Syregorn and the oldest knight were both looking disgusted and hissing out curses.

"You know where we are?" Tarth asked him.

The warcaptain nodded. "I've been here before, on Hammerhand business. This is the hold of Harlhoh, hard-riding days distant from Ironthorn along none-too-safe forest trails."

He turned and waved disgustedly at the soaring tower whose garden door seemed to be the only way out of their enclosure, bar clambering up the stone walls. "Which makes this the tower of Malragard, abode of the wizard Malraun."

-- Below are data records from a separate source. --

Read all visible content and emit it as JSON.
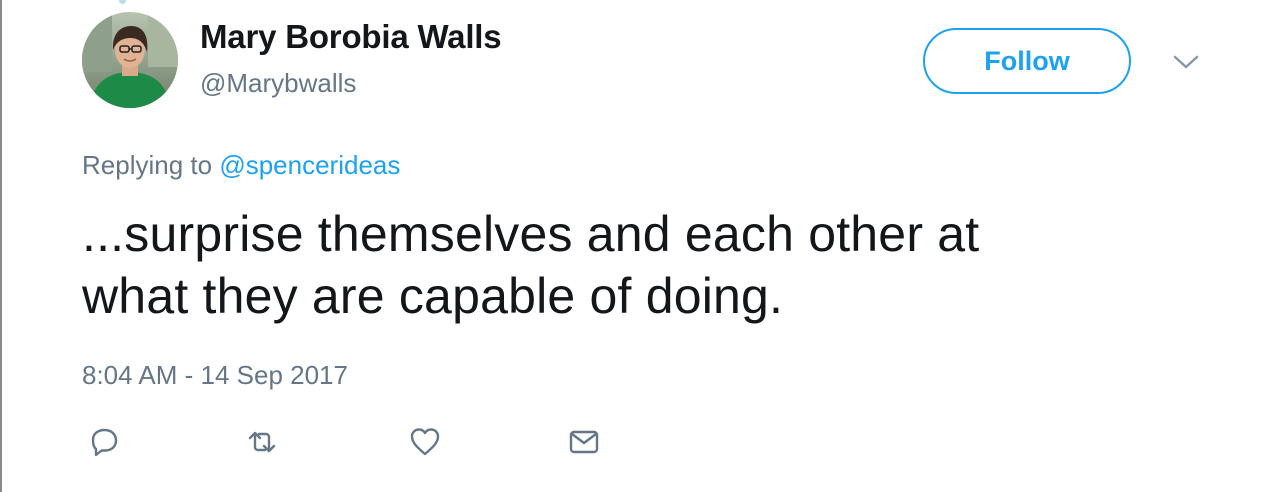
{
  "tweet": {
    "author": {
      "display_name": "Mary Borobia Walls",
      "handle": "@Marybwalls"
    },
    "follow_label": "Follow",
    "reply_prefix": "Replying to",
    "reply_to": "@spencerideas",
    "text_line1": "...surprise themselves and each other at",
    "text_line2": "what they are capable of doing.",
    "timestamp": "8:04 AM - 14 Sep 2017"
  },
  "icons": {
    "caret": "chevron-down-icon",
    "reply": "reply-icon",
    "retweet": "retweet-icon",
    "like": "heart-icon",
    "dm": "envelope-icon"
  },
  "colors": {
    "accent": "#1da1f2",
    "text": "#14171a",
    "muted": "#657786"
  }
}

It was Rod's turn to curse bitterly, and he did so.

When he ran out of colorful things to say, Syregorn was standing close to him, and wearing a grim smile.

"So, Archwizard," the warcaptain asked softly, "when will you blast down this fortress, and Malraun the Matchless with it?"

Rod swore again, clumsily repeating himself. As he saw faces go hard and unfriendly all around him, he broke off and snapped, "Get me some parchment! And ink, and some quills, and a lamp and something flat and smooth to write on! Then you'll see some blasting down of things, I promise you!"

The knights exchanged puzzled glances. "Don't sound like the ballads much, do it?" Tarth asked Reld.